Eating. choux.
I have often watched chefs on the Food Network making pâte à choux, or choux pastry. (I believe it is called pâte à choux because they were formed into little rounds shaped like cabbages, or choux). As far as I can tell, it involves heating milk and butter, then beating flour and eggs into the hot liquid until it comes together into a soft dough, which is then piped onto sheets of parchment paper and baked. In the heat of the oven the carefully piped dough rises, like magic, into air-filled pastries, waiting to be filled with whatever your heart desires. I have never been able to make pâte à choux myself, because I am completely incompetent when it comes to using a piping bag, and so must console myself with rare treats from bakeries and restaurants.
Some French restaurants bring you an amuse-bouche of gougères, perfect little rounds of cheese puffs, like eating hot cheese-flavored air. There is nothing like the taste of toasted cheese, when the cheese has melted and continued to bake until it has become crisp and dark golden, almost burnt, like a savory caramel, the flavor deepened and intensified and yet lighter than air.

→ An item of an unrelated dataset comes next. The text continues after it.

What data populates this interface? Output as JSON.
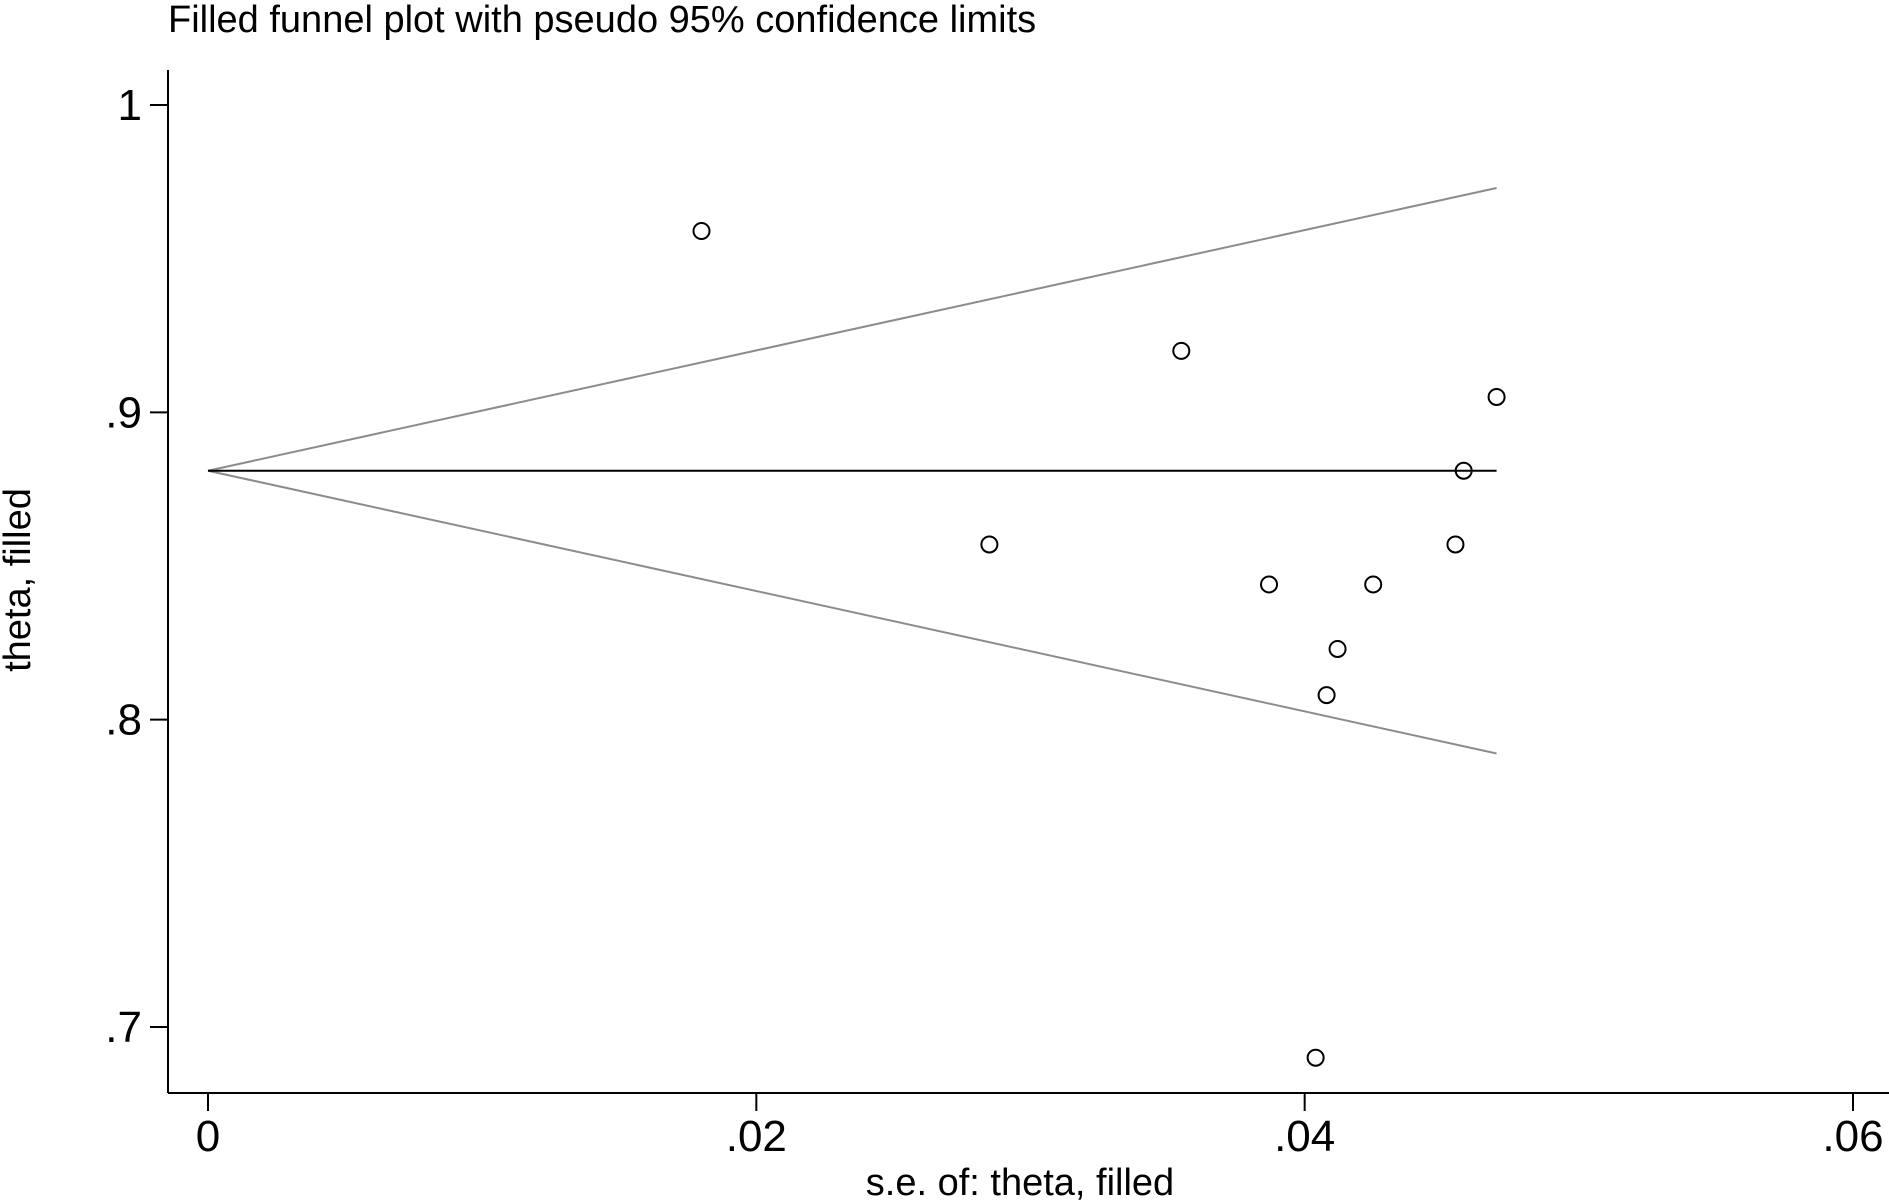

I have a recipe for gougères, but have never made them for fear of failure, and can only dream about those crisp-tender puffs like small suns on a white plate.
And then there is the èclair. For most of the twenty years that I have lived in Seattle, I have gone to the French bakery in the Pike Place Market for èclairs, slender batons of pastry filled with a chocolate pastry cream and glazed with dark chocolate. They have other things - perfect croissants, baguettes with a crisp crust and a bubbly, elastic interior, a dense, earthy pain au levain that makes the best grilled-cheese sandwiches, buttery shortbread fragrant with hazelnuts and rich with chocolate. But I come for the èclairs. When I was eleven or twelve - certainly too old for histrionics - my cousin ate the half-dozen chocolate èclairs which had been intended for dessert that night. I was inconsolable, and sobbed all the way home. (The tears dried only after my grandfather went out and bought more). It is hard to find the perfect èclair - the pastry not soggy from the filling, the filling not too sweet, with just enough frosting on top - and if you are going to eat èclairs you may as well find the best ones out there.
I went to my favorite bakery this morning and came away with a profiterole, a round, golden puff filled with an espresso cream and glazed with dark chocolate. Sometimes they make them in the oblong shape of an èclair, but today they are smaller, round profiteroles, and I managed to resist eating it until after dinner. It is absolutely lovely, a tender, eggy pastry cradling a cream filling that tastes deeply of espresso, perfectly balanced between sweet and bitter, rounded out with the taste of chocolate frosting. I wish I had bought two.